|"We respect people and their ideas, we encourage them to participate, and we provide something of value to them to help them develop in their professional lives. If you do these things, people will generally want to come to-and stay with-your firm. And you will have a successful and happy organization." |
This issue of Law Practice Management looks at how to keep and develop the best people to ensure your firm's long-term success. As a practicing lawyer and the managing partner of the Tucson office of Quarles & Brady, I've spent a fair amount of time thinking about those things over the years. Our office is relatively small, 13 lawyers and 18 staff, and I'm glad to say we have very little turnover and a great deal of teamwork. When I ponder why, in comparison to other firms I know of, we have such camaraderie in our office, a number of factors come to mind.
For one thing, we have a culture of inclusion. People are treated with respect regardless of their positions. There is a lot of interaction between the lawyers and staff in the office. We plan office activities together, we take meals in the lunchroom together, and we generally help each other throughout our workdays.

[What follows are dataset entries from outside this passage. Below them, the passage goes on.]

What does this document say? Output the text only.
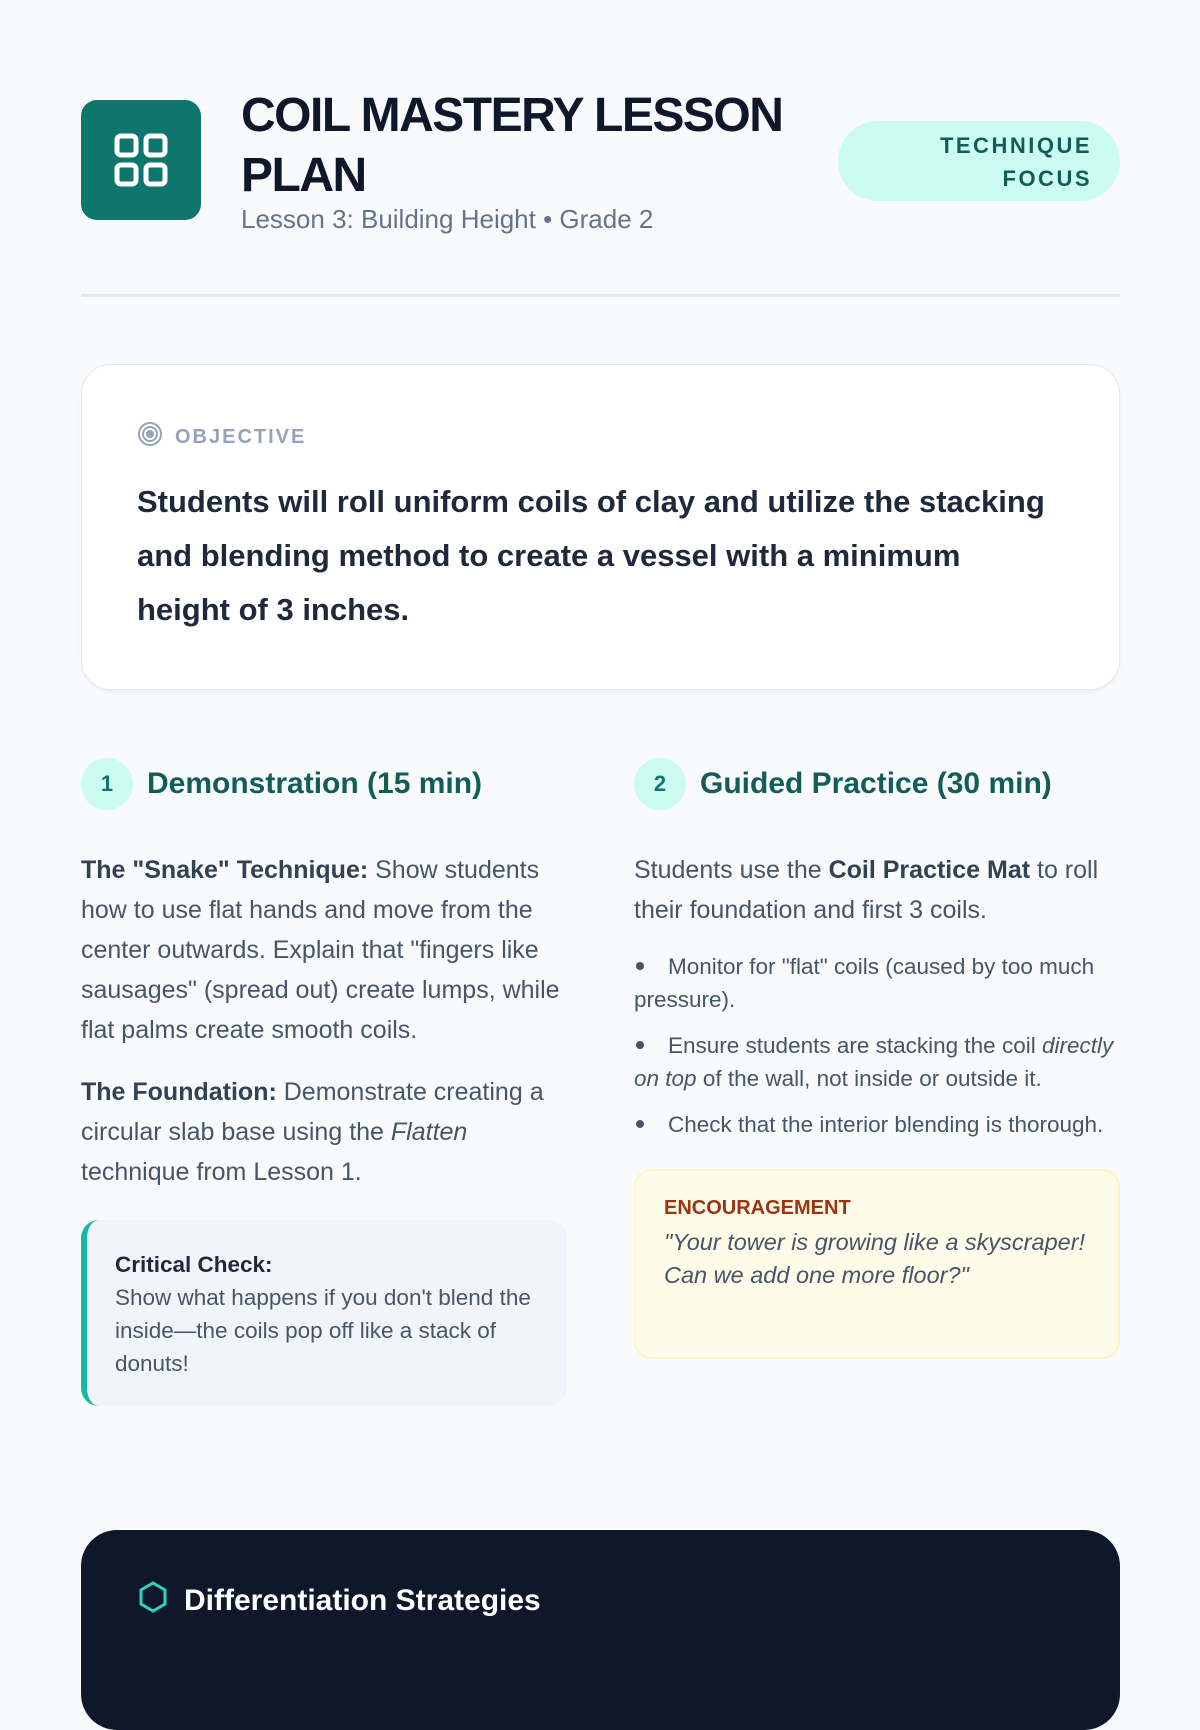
COIL MASTERY LESSON PLAN
Lesson 3: Building Height • Grade 2
TECHNIQUE FOCUS
OBJECTIVE
Students will roll uniform coils of clay and utilize the stacking and blending method to create a vessel with a minimum height of 3 inches.
1	Demonstration (15 min)

The "Snake" Technique: Show students how to use flat hands and move from the center outwards. Explain that "fingers like sausages" (spread out) create lumps, while flat palms create smooth coils.

The Foundation: Demonstrate creating a circular slab base using the Flatten technique from Lesson 1.

Critical Check:
Show what happens if you don't blend the inside—the coils pop off like a stack of donuts!
2	Guided Practice (30 min)

Students use the Coil Practice Mat to roll their foundation and first 3 coils.

Monitor for "flat" coils (caused by too much pressure).
Ensure students are stacking the coil directly on top of the wall, not inside or outside it.
Check that the interior blending is thorough.
ENCOURAGEMENT
"Your tower is growing like a skyscraper! Can we add one more floor?"
Differentiation Strategies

On a broader basis, our firm puts considerable emphasis on training people (both the staff and the lawyers). We are concerned about the development of all our people, and it shows. It's another reason people stay here--because someone does take an interest in their development.
For example, we run in-house NITA training for our lawyers. Each practice group holds regular meetings at which training is offered in a variety of areas. Also, in our bankruptcy and creditors' rights practice group, we have an intensive annual training program spanning several months for new lawyers.
Similarly, for staff we have trainers who come to the various offices to provide schooling in diverse aspects of the firm's software and hardware systems.
In addition, we include staff in our client service committee. Again, we are inclusive. We respect people and their ideas, we encourage them to participate, and we provide something of value to them to help them develop in their professional lives. If you do these things, people will generally want to come to--and stay with--your firm. And you will have a successful and happy organization.
I see those same principles in action in the Law Practice Management Section. This magazine is certainly a prime example of how the Section assists lawyers and others involved in the practice of law in their development. We have myriad other ways we help members of the profession grow and thrive, too. And that includes providing a wide range of information and programs for those who want to manage people well, so their organizations can attract, develop and keep good lawyers and staff. In our Section, people are inclusive and respectful. Plus, we have fun.